The “secret” is there are strict standards pertaining to exactly what defines a green bond thanks to help from guidelines set forth by the Climate Bond Initiative (CBI).
“The CBI has long been a leading voice in the sustainable fixed income market, and their taxonomy is based on climate science and informed by technical experts, as well as ongoing dialog with market participants,” adds VanEck. “In addition, we have observed a notable improvement in the level of disclosure provided by issuers in terms of both the level of detail provided on the projects financed, as well as an increase in the number of issuers providing estimated environmental impact figures (e.g. greenhouse gas avoided).”
Another selling point for clients is that many green bonds arrive courtesy of familiar issuers. Some of the members of the S&P Green Bond U.S. Dollar Select Index include Ford, General Motors, Pepsico, Apple and Verizon, among other well-known, blue-chip companies.
Green Bond Performance
Green bonds have had a tendency to be correlated to aggregate bond benchmarks, but due to the former’s different sector attributions, that could shift over time.
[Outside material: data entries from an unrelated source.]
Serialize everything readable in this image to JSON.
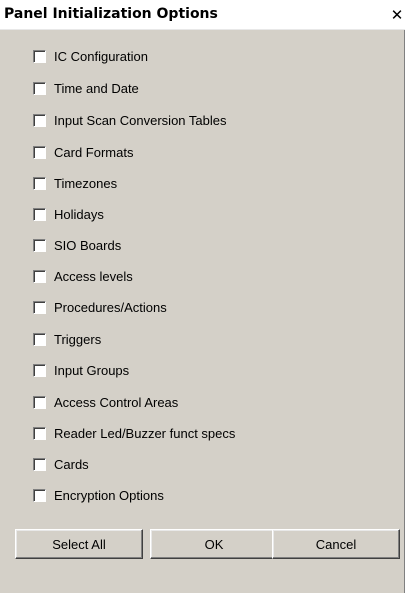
{
  "window": {
    "title": "Panel Initialization Options",
    "close_glyph": "✕"
  },
  "options": [
    {
      "label": "IC Configuration",
      "checked": false
    },
    {
      "label": "Time and Date",
      "checked": false
    },
    {
      "label": "Input Scan Conversion Tables",
      "checked": false
    },
    {
      "label": "Card Formats",
      "checked": false
    },
    {
      "label": "Timezones",
      "checked": false
    },
    {
      "label": "Holidays",
      "checked": false
    },
    {
      "label": "SIO Boards",
      "checked": false
    },
    {
      "label": "Access levels",
      "checked": false
    },
    {
      "label": "Procedures/Actions",
      "checked": false
    },
    {
      "label": "Triggers",
      "checked": false
    },
    {
      "label": "Input Groups",
      "checked": false
    },
    {
      "label": "Access Control Areas",
      "checked": false
    },
    {
      "label": "Reader Led/Buzzer funct specs",
      "checked": false
    },
    {
      "label": "Cards",
      "checked": false
    },
    {
      "label": "Encryption Options",
      "checked": false
    }
  ],
  "buttons": {
    "select_all": "Select All",
    "ok": "OK",
    "cancel": "Cancel"
  },
  "colors": {
    "dialog_background": "#d4d0c8",
    "title_background": "#ffffff",
    "checkbox_fill": "#ffffff"
  }
}
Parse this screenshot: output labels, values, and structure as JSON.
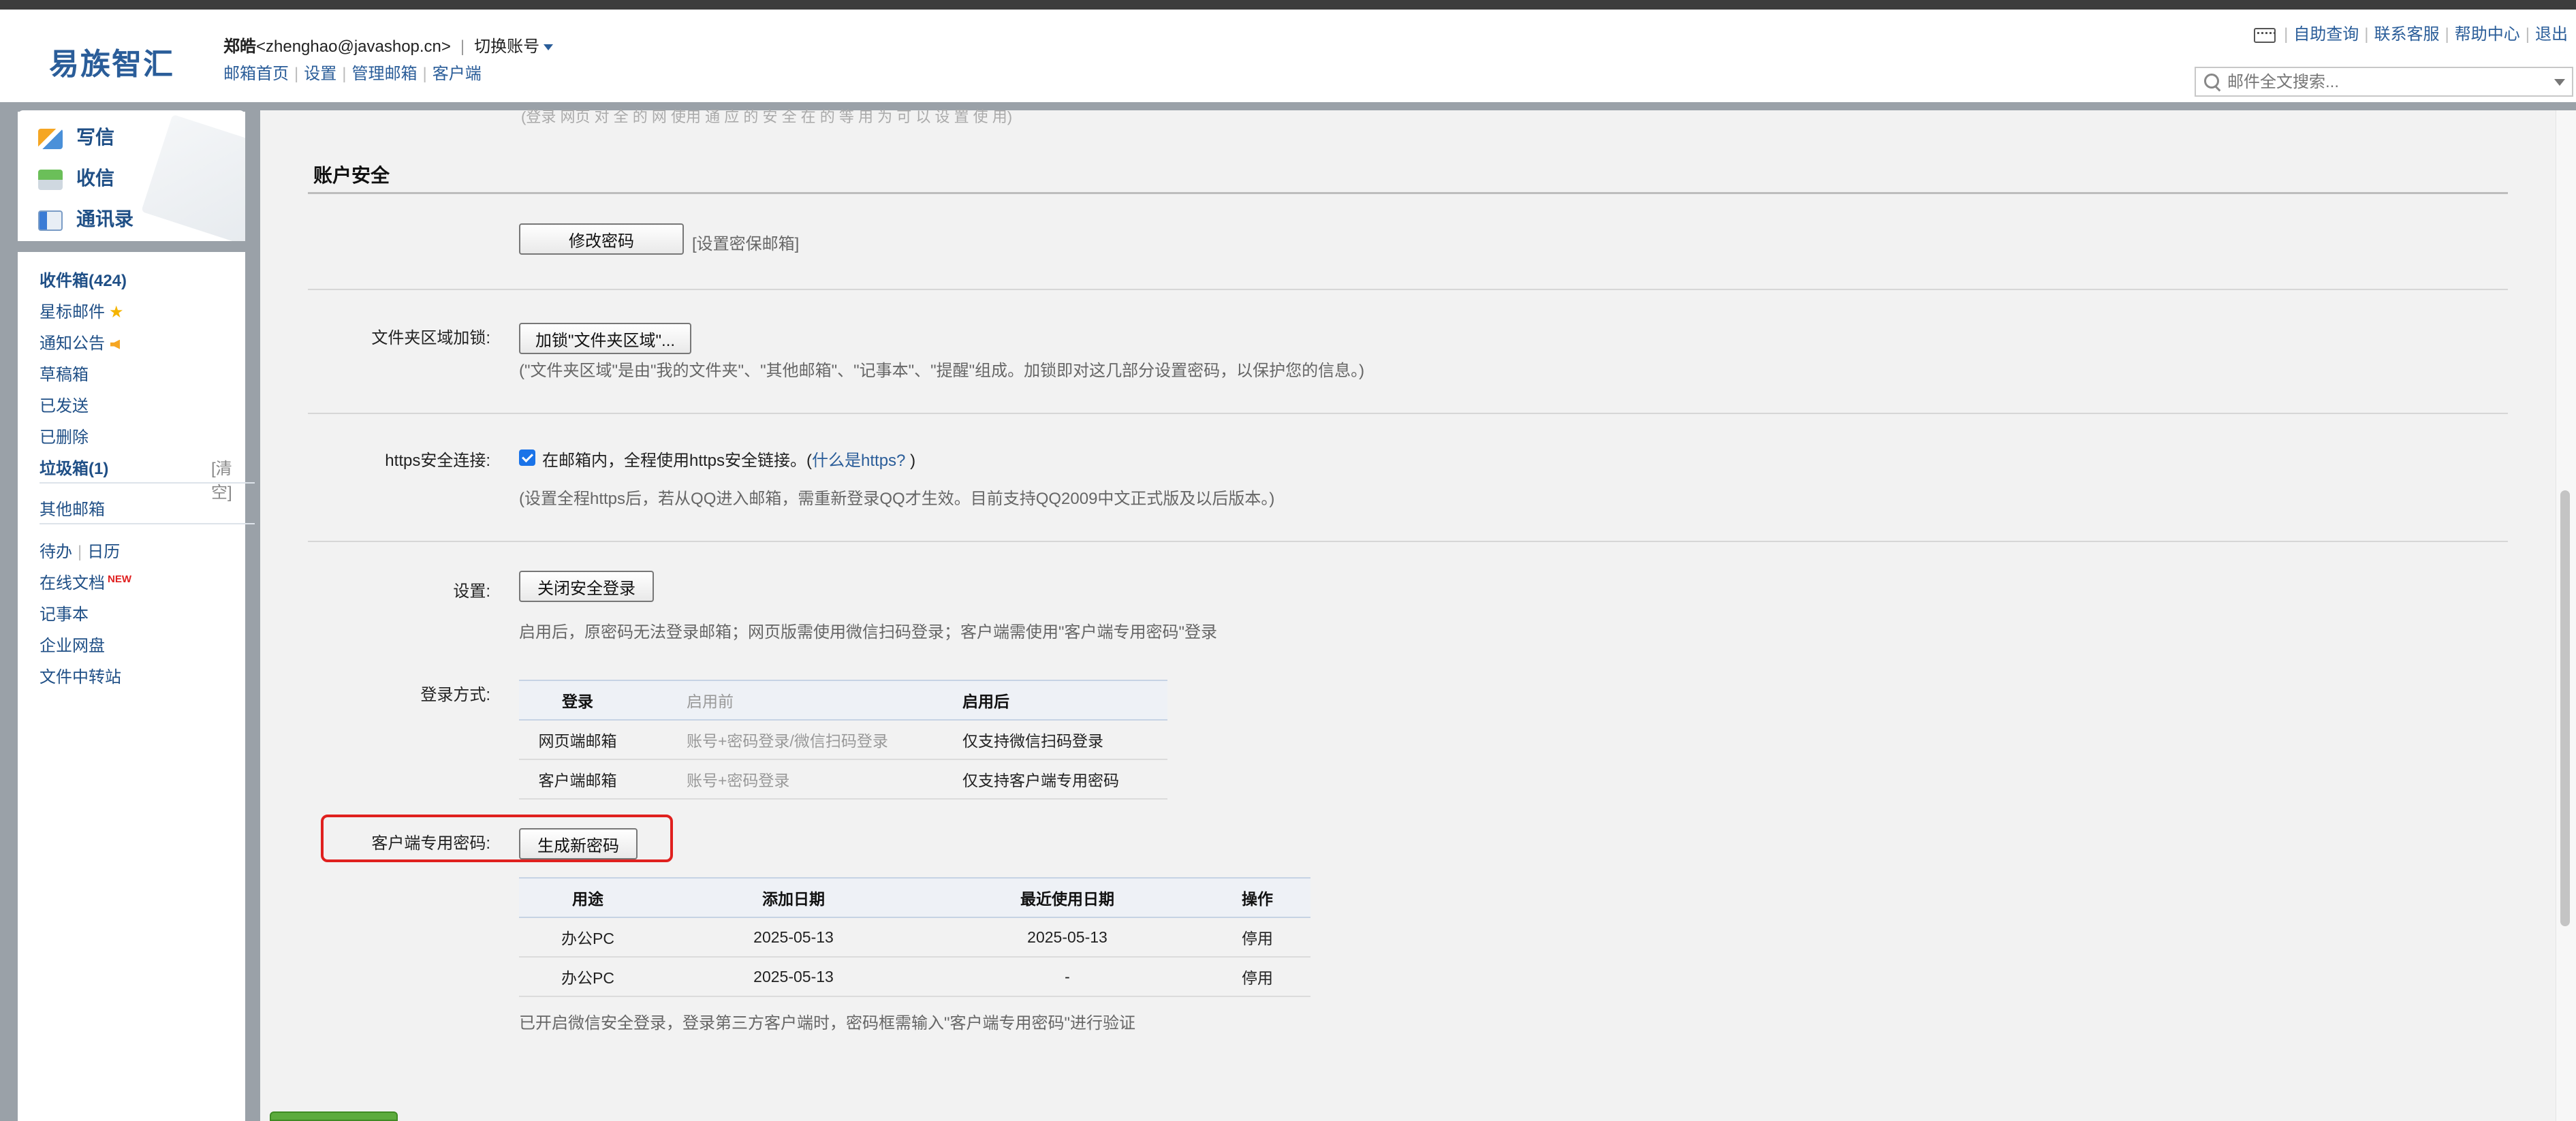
{
  "header": {
    "logo": "易族智汇",
    "user_name": "郑皓",
    "user_email": "<zhenghao@javashop.cn>",
    "switch_account": "切换账号",
    "links": [
      "邮箱首页",
      "设置",
      "管理邮箱",
      "客户端"
    ],
    "top_right_links": [
      "自助查询",
      "联系客服",
      "帮助中心",
      "退出"
    ],
    "search_placeholder": "邮件全文搜索..."
  },
  "sidebar": {
    "compose": "写信",
    "receive": "收信",
    "contacts": "通讯录",
    "folders": {
      "inbox": "收件箱(424)",
      "starred": "星标邮件",
      "notices": "通知公告",
      "drafts": "草稿箱",
      "sent": "已发送",
      "deleted": "已删除",
      "spam": "垃圾箱(1)",
      "clear": "[清空]",
      "other": "其他邮箱",
      "todo": "待办",
      "calendar": "日历",
      "docs": "在线文档",
      "new_badge": "NEW",
      "notes": "记事本",
      "disk": "企业网盘",
      "transfer": "文件中转站"
    }
  },
  "main": {
    "top_cut_text": "(登录 网页 对 全 的 网 使用 通 应 的 安 全 在 的 等 用 为 可 以 设 置 使 用)",
    "section_title": "账户安全",
    "change_password": "修改密码",
    "set_secure_email": "[设置密保邮箱]",
    "folder_lock": {
      "label": "文件夹区域加锁:",
      "button": "加锁\"文件夹区域\"...",
      "note": "(\"文件夹区域\"是由\"我的文件夹\"、\"其他邮箱\"、\"记事本\"、\"提醒\"组成。加锁即对这几部分设置密码，以保护您的信息。)"
    },
    "https": {
      "label": "https安全连接:",
      "text": "在邮箱内，全程使用https安全链接。(",
      "link": "什么是https?",
      "text_end": " )",
      "note": "(设置全程https后，若从QQ进入邮箱，需重新登录QQ才生效。目前支持QQ2009中文正式版及以后版本。)"
    },
    "settings": {
      "label": "设置:",
      "button": "关闭安全登录",
      "note": "启用后，原密码无法登录邮箱；网页版需使用微信扫码登录；客户端需使用\"客户端专用密码\"登录"
    },
    "login_mode": {
      "label": "登录方式:",
      "headers": [
        "登录",
        "启用前",
        "启用后"
      ],
      "rows": [
        [
          "网页端邮箱",
          "账号+密码登录/微信扫码登录",
          "仅支持微信扫码登录"
        ],
        [
          "客户端邮箱",
          "账号+密码登录",
          "仅支持客户端专用密码"
        ]
      ]
    },
    "client_password": {
      "label": "客户端专用密码:",
      "button": "生成新密码",
      "headers": [
        "用途",
        "添加日期",
        "最近使用日期",
        "操作"
      ],
      "rows": [
        [
          "办公PC",
          "2025-05-13",
          "2025-05-13",
          "停用"
        ],
        [
          "办公PC",
          "2025-05-13",
          "-",
          "停用"
        ]
      ],
      "note": "已开启微信安全登录，登录第三方客户端时，密码框需输入\"客户端专用密码\"进行验证"
    }
  },
  "colors": {
    "link": "#2a5d99",
    "highlight": "#e0201e",
    "frame": "#9aa1a8",
    "checkbox": "#1a73e8"
  }
}
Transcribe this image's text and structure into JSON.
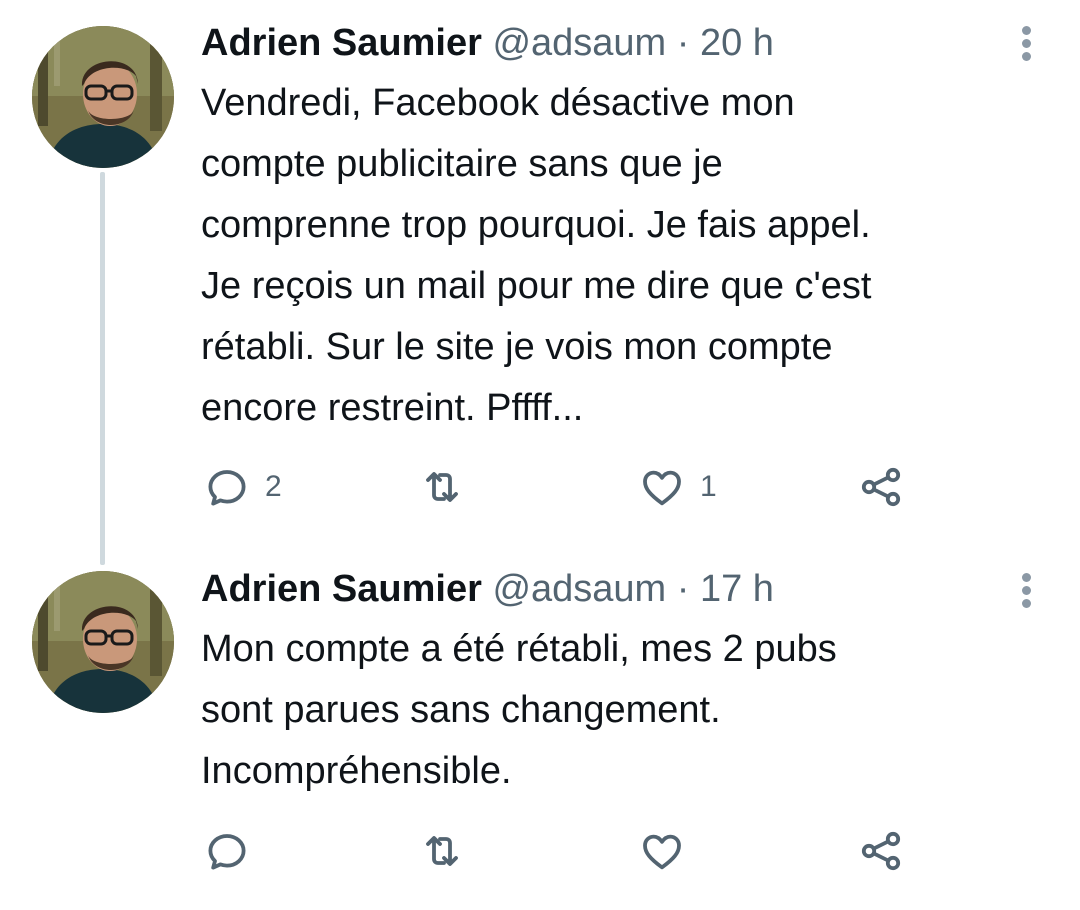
{
  "tweets": [
    {
      "author_name": "Adrien Saumier",
      "handle": "@adsaum",
      "separator": "·",
      "time": "20 h",
      "text_lines": [
        "Vendredi, Facebook désactive mon",
        "compte publicitaire sans que je",
        "comprenne trop pourquoi. Je fais appel.",
        "Je reçois un mail pour me dire que c'est",
        "rétabli. Sur le site je vois mon compte",
        "encore restreint. Pffff..."
      ],
      "reply_count": "2",
      "retweet_count": "",
      "like_count": "1"
    },
    {
      "author_name": "Adrien Saumier",
      "handle": "@adsaum",
      "separator": "·",
      "time": "17 h",
      "text_lines": [
        "Mon compte a été rétabli, mes 2 pubs",
        "sont parues sans changement.",
        "Incompréhensible."
      ],
      "reply_count": "",
      "retweet_count": "",
      "like_count": ""
    }
  ],
  "icons": {
    "reply": "reply-icon",
    "retweet": "retweet-icon",
    "like": "heart-icon",
    "share": "share-icon",
    "more": "more-vertical-icon"
  },
  "colors": {
    "text": "#0f1419",
    "secondary": "#536471",
    "thread_line": "#cfd9de"
  }
}
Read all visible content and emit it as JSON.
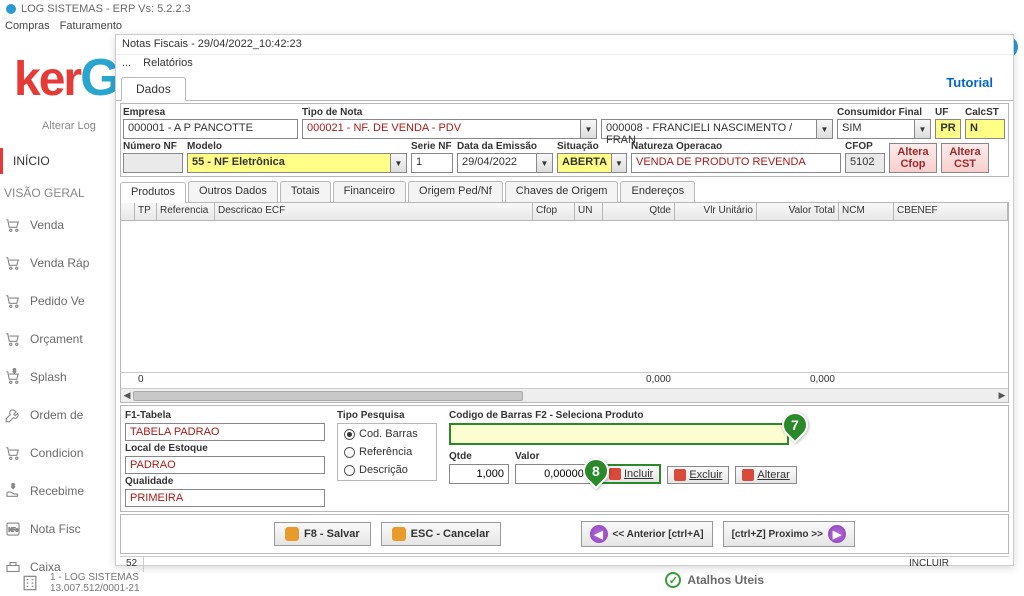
{
  "app": {
    "title": "LOG SISTEMAS - ERP Vs: 5.2.2.3"
  },
  "main_menu": {
    "items": [
      "Compras",
      "Faturamento"
    ]
  },
  "logo": {
    "part1": "ker",
    "part2": "G",
    "subtitle": "Alterar Log"
  },
  "sidebar": {
    "sections": [
      {
        "label": "INÍCIO",
        "active": true
      },
      {
        "label": "VISÃO GERAL"
      }
    ],
    "items": [
      {
        "label": "Venda"
      },
      {
        "label": "Venda Ráp"
      },
      {
        "label": "Pedido Ve"
      },
      {
        "label": "Orçament"
      },
      {
        "label": "Splash"
      },
      {
        "label": "Ordem de"
      },
      {
        "label": "Condicion"
      },
      {
        "label": "Recebime"
      },
      {
        "label": "Nota Fisc"
      },
      {
        "label": "Caixa"
      }
    ]
  },
  "modal": {
    "title": "Notas Fiscais - 29/04/2022_10:42:23",
    "menu": [
      "...",
      "Relatórios"
    ],
    "tutorial": "Tutorial",
    "dados_tab": "Dados",
    "header": {
      "empresa": {
        "label": "Empresa",
        "value": "000001 - A P PANCOTTE"
      },
      "tipo_nota": {
        "label": "Tipo de Nota",
        "value": "000021 - NF. DE VENDA - PDV"
      },
      "vendedor": {
        "value": "000008 - FRANCIELI NASCIMENTO / FRAN"
      },
      "cons_final": {
        "label": "Consumidor Final",
        "value": "SIM"
      },
      "uf": {
        "label": "UF",
        "value": "PR"
      },
      "calcst": {
        "label": "CalcST",
        "value": "N"
      },
      "numero_nf": {
        "label": "Número NF",
        "value": ""
      },
      "modelo": {
        "label": "Modelo",
        "value": "55 - NF Eletrônica"
      },
      "serie_nf": {
        "label": "Serie NF",
        "value": "1"
      },
      "data_emissao": {
        "label": "Data da Emissão",
        "value": "29/04/2022"
      },
      "situacao": {
        "label": "Situação",
        "value": "ABERTA"
      },
      "natureza": {
        "label": "Natureza Operacao",
        "value": "VENDA DE PRODUTO REVENDA"
      },
      "cfop": {
        "label": "CFOP",
        "value": "5102"
      },
      "altera_cfop": "Altera\nCfop",
      "altera_cst": "Altera\nCST"
    },
    "sub_tabs": [
      "Produtos",
      "Outros Dados",
      "Totais",
      "Financeiro",
      "Origem Ped/Nf",
      "Chaves de Origem",
      "Endereços"
    ],
    "grid": {
      "columns": [
        "TP",
        "Referencia",
        "Descricao ECF",
        "Cfop",
        "UN",
        "Qtde",
        "Vlr Unitário",
        "Valor Total",
        "NCM",
        "CBENEF"
      ],
      "footer": {
        "count": "0",
        "qtde": "0,000",
        "total": "0,000"
      }
    },
    "lower": {
      "f1_tabela": {
        "label": "F1-Tabela",
        "value": "TABELA PADRAO"
      },
      "local_estoque": {
        "label": "Local de Estoque",
        "value": "PADRAO"
      },
      "qualidade": {
        "label": "Qualidade",
        "value": "PRIMEIRA"
      },
      "tipo_pesquisa": {
        "label": "Tipo Pesquisa",
        "options": [
          "Cod. Barras",
          "Referência",
          "Descrição"
        ]
      },
      "barcode_label": "Codigo de Barras F2 - Seleciona Produto",
      "qtde": {
        "label": "Qtde",
        "value": "1,000"
      },
      "valor": {
        "label": "Valor",
        "value": "0,000000"
      },
      "btn_incluir": "Incluir",
      "btn_excluir": "Excluir",
      "btn_alterar": "Alterar"
    },
    "bottom": {
      "salvar": "F8 - Salvar",
      "cancelar": "ESC - Cancelar",
      "anterior": "<< Anterior [ctrl+A]",
      "proximo": "[ctrl+Z] Proximo >>"
    },
    "status": {
      "left": "52",
      "right": "INCLUIR"
    }
  },
  "callouts": {
    "c7": "7",
    "c8": "8"
  },
  "footer": {
    "company_line1": "1 - LOG SISTEMAS",
    "company_line2": "13.007.512/0001-21",
    "shortcut": "Atalhos Uteis"
  }
}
Plus, green bonds can offer clients other benefits.
“However, longer-term we believe this provides a strong case for including green bonds within a core bond portfolio, especially at today’s higher yields. From a yield, duration and quality perspective, an allocation to USD-denominated green bonds does not have a major impact on overall risk and return. At the same time, investors may benefit from more diversified sector exposure and a tilt towards issuers who are proactively addressing sustainability in their operating plans and strategies,” concludes VanEck.